Anke Domschky, comment nos bâtiments peuvent-ils favoriser la biodiversité?
AD: Les bâtiments ont aujourd’hui une mission, qui comprend le développement de la biodiversité et le ralentissement du réchauffement climatique. Il ne suffit pas de limiter les émissions de CO2 avec des panneaux solaires, par exemple. Il faut aussi éviter d’imperméabiliser les surfaces, réduire la chaleur en ville et offrir un habitat à la faune et à la flore. Il ne s’agit pas de la survie d’espèces en danger, mais de notre qualité de vie et de notre santé.
Dans votre rapport, vous formulez des recommandations d’action pour différents acteurs. Quelles sont les plus importantes ?

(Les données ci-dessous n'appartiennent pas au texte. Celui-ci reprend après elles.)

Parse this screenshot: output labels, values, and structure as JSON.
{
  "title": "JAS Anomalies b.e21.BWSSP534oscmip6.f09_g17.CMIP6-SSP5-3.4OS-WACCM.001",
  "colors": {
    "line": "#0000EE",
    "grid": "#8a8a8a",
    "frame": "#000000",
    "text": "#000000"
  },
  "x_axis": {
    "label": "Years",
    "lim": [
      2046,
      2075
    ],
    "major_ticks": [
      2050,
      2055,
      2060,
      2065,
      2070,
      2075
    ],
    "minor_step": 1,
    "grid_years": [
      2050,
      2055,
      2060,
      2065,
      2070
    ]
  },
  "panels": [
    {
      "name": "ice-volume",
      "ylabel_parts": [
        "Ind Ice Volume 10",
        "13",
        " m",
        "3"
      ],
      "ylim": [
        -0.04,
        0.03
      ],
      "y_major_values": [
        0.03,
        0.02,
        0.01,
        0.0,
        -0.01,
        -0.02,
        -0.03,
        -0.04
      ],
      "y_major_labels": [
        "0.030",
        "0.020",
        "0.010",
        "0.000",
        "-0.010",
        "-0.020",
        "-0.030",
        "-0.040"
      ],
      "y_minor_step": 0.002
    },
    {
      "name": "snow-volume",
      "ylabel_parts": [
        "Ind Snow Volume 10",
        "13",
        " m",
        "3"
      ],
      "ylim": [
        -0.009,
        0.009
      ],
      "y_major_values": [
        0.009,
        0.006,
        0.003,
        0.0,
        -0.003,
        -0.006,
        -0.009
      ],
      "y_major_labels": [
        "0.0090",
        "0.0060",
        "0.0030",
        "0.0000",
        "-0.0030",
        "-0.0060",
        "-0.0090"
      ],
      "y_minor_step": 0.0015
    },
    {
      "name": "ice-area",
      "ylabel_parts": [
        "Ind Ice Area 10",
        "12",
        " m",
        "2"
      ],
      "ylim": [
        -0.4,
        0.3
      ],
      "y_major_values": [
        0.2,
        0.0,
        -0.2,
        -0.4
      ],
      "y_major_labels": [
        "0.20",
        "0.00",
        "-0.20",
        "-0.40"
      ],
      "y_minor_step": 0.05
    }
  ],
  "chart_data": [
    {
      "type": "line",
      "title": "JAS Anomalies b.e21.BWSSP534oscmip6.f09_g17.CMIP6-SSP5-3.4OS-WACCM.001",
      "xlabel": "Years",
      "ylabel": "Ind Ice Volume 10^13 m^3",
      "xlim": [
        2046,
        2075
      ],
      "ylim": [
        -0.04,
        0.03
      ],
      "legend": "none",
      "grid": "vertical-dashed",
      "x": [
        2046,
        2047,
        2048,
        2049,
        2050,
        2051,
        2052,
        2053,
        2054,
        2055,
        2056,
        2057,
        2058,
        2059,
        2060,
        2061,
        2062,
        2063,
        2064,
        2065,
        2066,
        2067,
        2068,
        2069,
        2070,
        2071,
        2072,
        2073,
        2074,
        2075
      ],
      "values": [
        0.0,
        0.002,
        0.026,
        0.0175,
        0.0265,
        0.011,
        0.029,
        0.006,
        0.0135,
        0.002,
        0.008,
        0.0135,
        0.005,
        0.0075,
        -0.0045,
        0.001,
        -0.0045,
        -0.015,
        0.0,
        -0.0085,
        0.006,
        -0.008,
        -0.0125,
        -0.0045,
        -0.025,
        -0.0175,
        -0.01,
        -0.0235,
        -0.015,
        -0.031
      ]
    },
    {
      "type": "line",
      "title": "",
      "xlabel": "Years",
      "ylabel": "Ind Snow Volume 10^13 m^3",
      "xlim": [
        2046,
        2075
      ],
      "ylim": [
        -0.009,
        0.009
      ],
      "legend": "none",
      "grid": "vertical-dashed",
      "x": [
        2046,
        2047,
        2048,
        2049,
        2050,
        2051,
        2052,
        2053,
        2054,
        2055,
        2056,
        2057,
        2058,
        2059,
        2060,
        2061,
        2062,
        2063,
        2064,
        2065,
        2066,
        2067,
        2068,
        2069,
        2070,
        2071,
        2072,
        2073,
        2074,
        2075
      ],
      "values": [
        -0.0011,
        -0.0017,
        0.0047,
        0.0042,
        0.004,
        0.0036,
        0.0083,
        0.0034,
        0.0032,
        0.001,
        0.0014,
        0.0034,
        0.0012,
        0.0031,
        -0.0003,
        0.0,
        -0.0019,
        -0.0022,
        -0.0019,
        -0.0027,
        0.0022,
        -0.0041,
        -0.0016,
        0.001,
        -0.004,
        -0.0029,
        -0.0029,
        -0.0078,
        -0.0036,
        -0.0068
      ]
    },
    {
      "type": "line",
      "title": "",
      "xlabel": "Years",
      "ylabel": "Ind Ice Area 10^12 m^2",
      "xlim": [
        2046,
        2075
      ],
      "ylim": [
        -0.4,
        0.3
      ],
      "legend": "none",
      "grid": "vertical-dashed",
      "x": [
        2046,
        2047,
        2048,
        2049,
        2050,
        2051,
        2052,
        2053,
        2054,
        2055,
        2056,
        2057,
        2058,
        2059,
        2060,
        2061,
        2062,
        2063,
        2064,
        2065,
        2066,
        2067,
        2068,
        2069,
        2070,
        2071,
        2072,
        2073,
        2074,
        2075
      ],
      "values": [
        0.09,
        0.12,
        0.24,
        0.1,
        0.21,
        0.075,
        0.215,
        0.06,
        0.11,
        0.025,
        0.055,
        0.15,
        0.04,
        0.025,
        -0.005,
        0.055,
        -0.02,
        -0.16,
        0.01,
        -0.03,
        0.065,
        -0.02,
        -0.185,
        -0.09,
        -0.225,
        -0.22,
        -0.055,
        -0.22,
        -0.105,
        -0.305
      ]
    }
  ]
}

AD: Sous les effets du réchauffement climatique, la question de la végétalisation des bâtiments se pose de plus en plus dans le secteur de la construction. Je le vois non seulement auprès des étudiants, mais aussi dans les bureaux d’architectes. Ce sont maintenant les maîtres d’ouvrage et les investisseurs qui doivent s’en emparer, mais il leur faut d’avantage d’informations et de faits scientifiques. Je pense qu’il faut aussi des dispositions légales claires, des certifications et des mesures de biodiversité dans les procédures d’autorisation de construire, mais aussi dans les concours. Les effets du réchauffement climatique poussent le secteur de la construction à s’intéresser à la végétalisation des bâtiments. Les spécialistes de l’environnement pourraient aussi aider les communes fortement sollicitées.
Par quoi faut-il commencer pour développer la végétalisation des bâtiments ?
AD: Il faut d’abord comprendre que l’écologie et le milieu bâti ne s’opposent pas. Notre étude présente quelques réalisations formidables. Plus ces exemples seront nombreux, plus nous étendrons nos connaissances sur la végétalisation des bâtiments et plus elle deviendra visible. La législation constitue toutefois le levier le plus rapide. La végétalisation doit devenir obligatoire. Pour cela, la première étape serait de l’autoriser dans le cadre de la protection. Comme les plantes sont inflammables, elles sont souvent vues comme un risque en matière de sécurité. Or, si elles sont bien entretenues, elles ne présentent aucun danger.
Anke Domschky est chargée d’enseignement en architecture du paysage et études urbaines à la ZHAW à Winterthour. Sur mandat de l’OFEV, elle a coédité en 2022 l’étude sur le potentiel des bâtiments pour la biodiversité et la qualité du paysage dans les agglomérations.